Gründe für unterdurchschnittliche Preise
Insbesondere am Beginn einer lerntherapeutischen Tätigkeit entscheiden sich manche Lerntherapeuten für Honorarsätze, die unter denen des lokalen Mitbewerbs liegen. Günstige Preise können den Terminplaner schneller füllen und einer Existenzgründung zum zumindest kurzfristigen Erfolg verhelfen. Da eine Lerntherapie aber oft zwei Jahre oder länger dauert und Preiserhöhungen zu Verdruss oder gar zu Kündigungen führen können, sollten sich Lerntherapeuten von Anfang an für einen wirtschaftlich tragfähigen Stundensatz entscheiden. Billige Angebote erwecken zudem schnell den Eindruck, nicht viel wert zu sein. In der Lerntherapie lassen sich die wenigsten Eltern auf Versuchsballons ein im Sinne von „Wir versuchen es erst mit Lerntherapeutin A und wenn das nichts ist, wechseln wir zu Lerntherapeutin B“. Meist liegt das Kind im Vergleich zu Gleichaltrigen schon so weit zurück, dass sich die Eltern gleich die richtige Förderung für ihr Kind wünschen. Der niedrigste Preis ist in diesem Fall nicht das entscheidende Kriterium.
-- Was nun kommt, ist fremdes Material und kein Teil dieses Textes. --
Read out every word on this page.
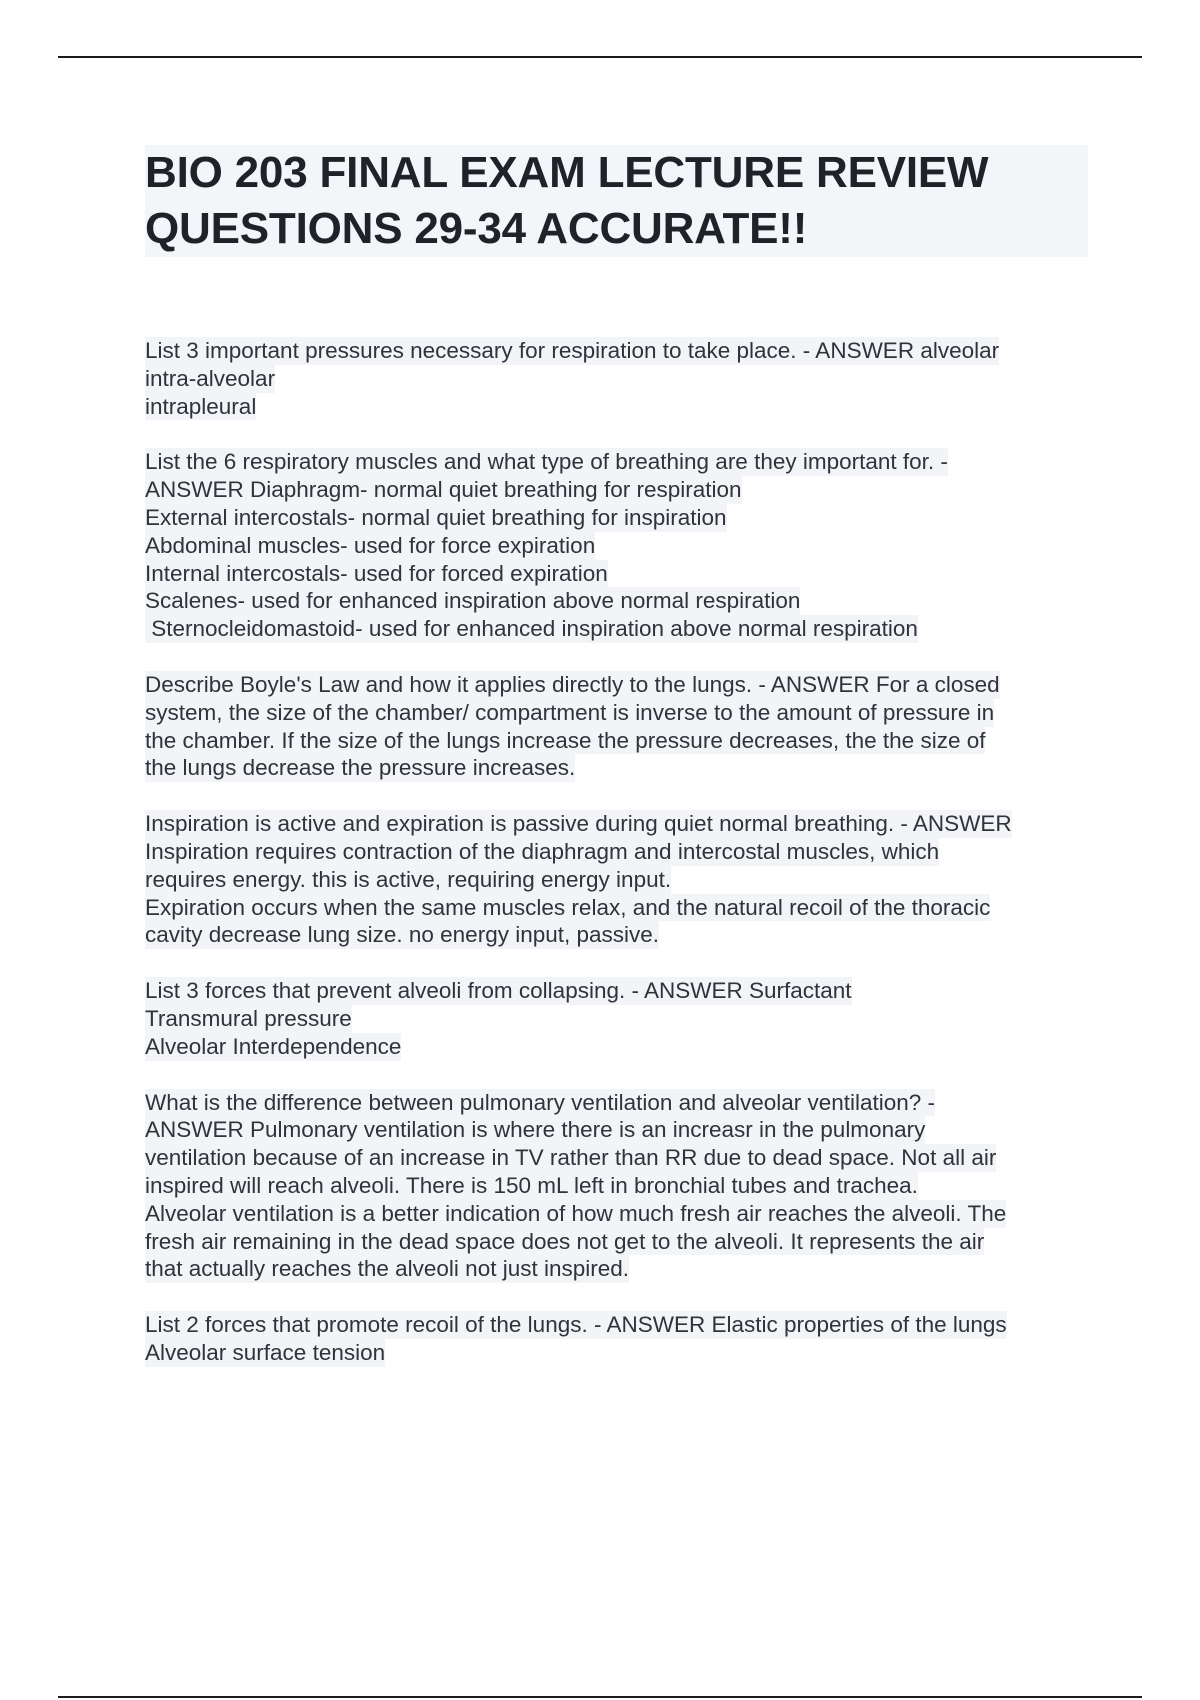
BIO 203 FINAL EXAM LECTURE REVIEW
QUESTIONS 29-34 ACCURATE!!
List 3 important pressures necessary for respiration to take place. - ANSWER alveolar
intra-alveolar
intrapleural

List the 6 respiratory muscles and what type of breathing are they important for. -
ANSWER Diaphragm- normal quiet breathing for respiration
External intercostals- normal quiet breathing for inspiration
Abdominal muscles- used for force expiration
Internal intercostals- used for forced expiration
Scalenes- used for enhanced inspiration above normal respiration
Sternocleidomastoid- used for enhanced inspiration above normal respiration

Describe Boyle's Law and how it applies directly to the lungs. - ANSWER For a closed
system, the size of the chamber/ compartment is inverse to the amount of pressure in
the chamber. If the size of the lungs increase the pressure decreases, the the size of
the lungs decrease the pressure increases.

Inspiration is active and expiration is passive during quiet normal breathing. - ANSWER
Inspiration requires contraction of the diaphragm and intercostal muscles, which
requires energy. this is active, requiring energy input.
Expiration occurs when the same muscles relax, and the natural recoil of the thoracic
cavity decrease lung size. no energy input, passive.

List 3 forces that prevent alveoli from collapsing. - ANSWER Surfactant
Transmural pressure
Alveolar Interdependence

What is the difference between pulmonary ventilation and alveolar ventilation? -
ANSWER Pulmonary ventilation is where there is an increasr in the pulmonary
ventilation because of an increase in TV rather than RR due to dead space. Not all air
inspired will reach alveoli. There is 150 mL left in bronchial tubes and trachea.
Alveolar ventilation is a better indication of how much fresh air reaches the alveoli. The
fresh air remaining in the dead space does not get to the alveoli. It represents the air
that actually reaches the alveoli not just inspired.

List 2 forces that promote recoil of the lungs. - ANSWER Elastic properties of the lungs
Alveolar surface tension
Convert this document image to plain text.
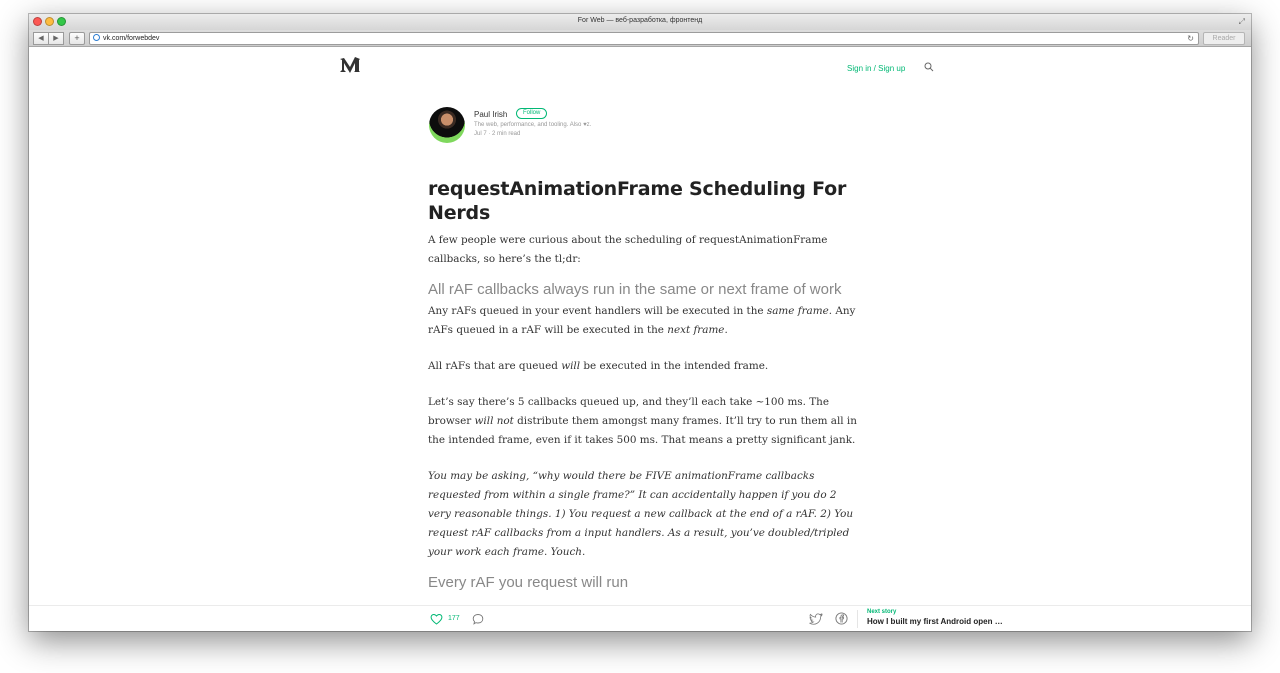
For Web — веб-разработка, фронтенд	⤢
◀	▶	+	vk.com/forwebdev	↻	Reader
Sign in / Sign up
Paul Irish	Follow
The web, performance, and tooling. Also ♥z.
Jul 7 · 2 min read
requestAnimationFrame Scheduling For Nerds

A few people were curious about the scheduling of requestAnimationFrame callbacks, so here’s the tl;dr:

All rAF callbacks always run in the same or next frame of work

Any rAFs queued in your event handlers will be executed in the same frame. Any rAFs queued in a rAF will be executed in the next frame.

All rAFs that are queued will be executed in the intended frame.

Let’s say there’s 5 callbacks queued up, and they’ll each take ~100 ms. The browser will not distribute them amongst many frames. It’ll try to run them all in the intended frame, even if it takes 500 ms. That means a pretty significant jank.

You may be asking, “why would there be FIVE animationFrame callbacks requested from within a single frame?” It can accidentally happen if you do 2 very reasonable things. 1) You request a new callback at the end of a rAF. 2) You request rAF callbacks from a input handlers. As a result, you’ve doubled/tripled your work each frame. Youch.

Every rAF you request will run

177
Next story
How I built my first Android open …
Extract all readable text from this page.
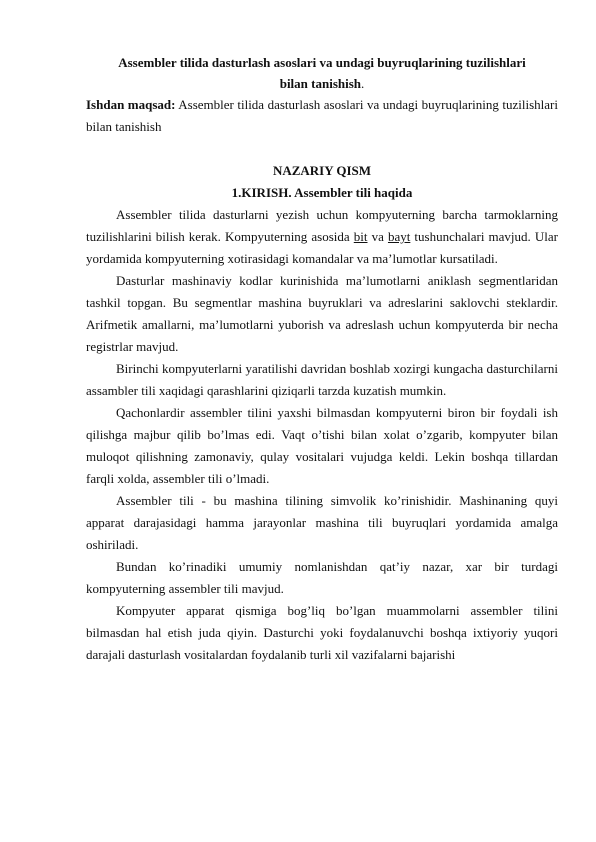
Assembler tilida dasturlash asoslari va undagi buyruqlarining tuzilishlari
bilan tanishish.

Ishdan maqsad: Assembler tilida dasturlash asoslari va undagi buyruqlarining tuzilishlari bilan tanishish

NAZARIY QISM

1.KIRISH. Assembler tili haqida

Assembler tilida dasturlarni yezish uchun kompyuterning barcha tarmoklarning tuzilishlarini bilish kerak. Kompyuterning asosida bit va bayt tushunchalari mavjud. Ular yordamida kompyuterning xotirasidagi komandalar va ma’lumotlar kursatiladi.

Dasturlar mashinaviy kodlar kurinishida ma’lumotlarni aniklash segmentlaridan tashkil topgan. Bu segmentlar mashina buyruklari va adreslarini saklovchi steklardir. Arifmetik amallarni, ma’lumotlarni yuborish va adreslash uchun kompyuterda bir necha registrlar mavjud.

Birinchi kompyuterlarni yaratilishi davridan boshlab xozirgi kungacha dasturchilarni assambler tili xaqidagi qarashlarini qiziqarli tarzda kuzatish mumkin.

Qachonlardir assembler tilini yaxshi bilmasdan kompyuterni biron bir foydali ish qilishga majbur qilib bo’lmas edi. Vaqt o’tishi bilan xolat o’zgarib, kompyuter bilan muloqot qilishning zamonaviy, qulay vositalari vujudga keldi. Lekin boshqa tillardan farqli xolda, assembler tili o’lmadi.

Assembler tili - bu mashina tilining simvolik ko’rinishidir. Mashinaning quyi apparat darajasidagi hamma jarayonlar mashina tili buyruqlari yordamida amalga oshiriladi.

Bundan ko’rinadiki umumiy nomlanishdan qat’iy nazar, xar bir turdagi kompyuterning assembler tili mavjud.

Kompyuter apparat qismiga bog’liq bo’lgan muammolarni assembler tilini bilmasdan hal etish juda qiyin. Dasturchi yoki foydalanuvchi boshqa ixtiyoriy yuqori darajali dasturlash vositalardan foydalanib turli xil vazifalarni bajarishi
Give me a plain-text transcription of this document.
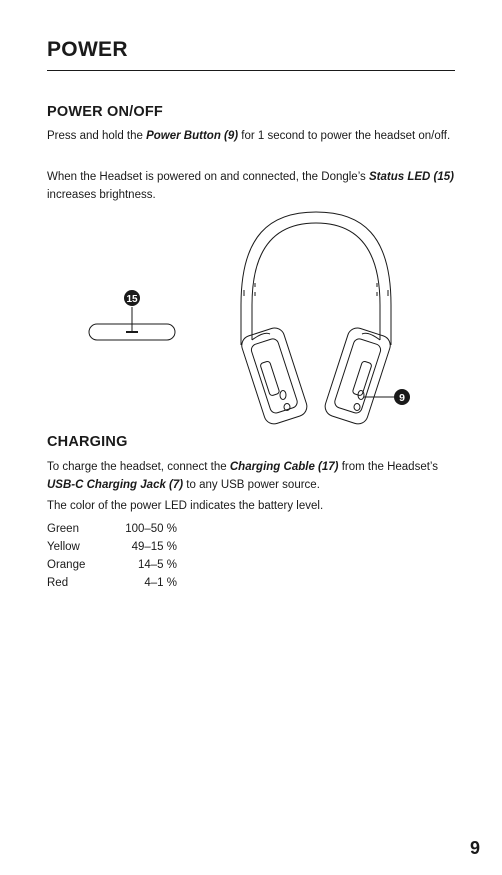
POWER
POWER ON/OFF

Press and hold the Power Button (9) for 1 second to power the headset on/off.

When the Headset is powered on and connected, the Dongle’s Status LED (15) increases brightness.

15
9
CHARGING

To charge the headset, connect the Charging Cable (17) from the Headset’s USB-C Charging Jack (7) to any USB power source.

The color of the power LED indicates the battery level.

Green	100–50 %
Yellow	49–15 %
Orange	14–5 %
Red	4–1 %
9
Gründe für überdurchschnittliche Preise
Wer nebenberuflich als Lerntherapeut oder Lerntherapeutin arbeitet und daher nur wenige Termine anbieten kann, entscheidet sich meist für einen überdurchschnittlichen Stundensatz. Dieser kann bei bis zu 60 Euro liegen, in Ausnahmefällen auch darüber. Überdurchschnittliche Preise sind eher bei höher qualifizierten Lerntherapeuten zu erwarten, werden mitunter aber auch von Anbietern verlangt, die keine anspruchsvolle Ausbildung und Erfahrung vorweisen können. Eltern sollten daher die Grundausbildung der Therapeutin und ihre lerntherapeutischen Qualifikationen in Erfahrung bringen. Hat die Lerntherapeutin das IFLW-Prüfsiegel auf ihrer Internetseite, genügt hierfür ein Klick. Ein überdurchschnittliches Honorar kann eine gute Investition sein, wenn die gut ausgebildete Therapeutin auf die Schwierigkeiten des Kindes spezialisiert ist und auch auf der menschlichen Ebene eine gute Passung zwischen beiden besteht.
Was verdienen Lerntherapeuten im Monat?
Der Verdienst selbstständiger Lerntherapeuten ergibt sich aus ihren Einnahmen abzüglich der Ausgaben für z.B. die Praxismiete, Werbung, Steuern und Sozialabgaben. Hier nehmen viele Faktoren Einfluss auf die Verdienstmöglichkeiten: die Lage der Praxis, die wirtschaftliche Situation im Einzugsgebiet, die Qualifikationen der Lerntherapeutin, die Attraktivität des Angebots und ein im Idealfall guter Ruf, der für eine stete Auslastung sorgt. Das Einkommen von Lerntherapeuten mit eigener Praxis bewegt sich wie in jeder anderen beruflichen Selbstständigkeit auf einem breiten Spektrum von hoch bis niedrig und kann daher nicht verlässlich beziffert werden.
Anders ist es im Angestelltenverhältnis, denn hier bietet die pädagogische, psychologische oder therapeutische Grundqualifikation der Lerntherapeutin einen ersten Anhaltspunkt. Wer ursprünglich z.B. Pädagogik, Psychologie oder auf Lehramt studiert oder eine Ausbildung in Ergotherapie oder Logopädie absolviert hat, wird den in diesen Bereichen üblichen Monatsverdienst zu Grunde legen und ein Gehaltsplus von etwa 10 Prozent für die lerntherapeutische Zusatzqualifikation hinzurechnen. Ausgehend von einem durchschnittlichen Bruttomonatseinkommen von 2827 Euro für eine Sozialpädagogin auf Basis einer 38-Stunden-Woche (Quelle: WSI-Tarifarchiv der Hans-Böckler-Stiftung), würde dies monatlich 3109 Euro entsprechen. Schlussendlich kommt es jedoch darauf an, wie wichtig dem zukünftigen Arbeitgeber die lerntherapeutische Spezialisierung ist und natürlich auch, wie geschickt die Bewerberin in den Gehaltsverhandlungen auftritt.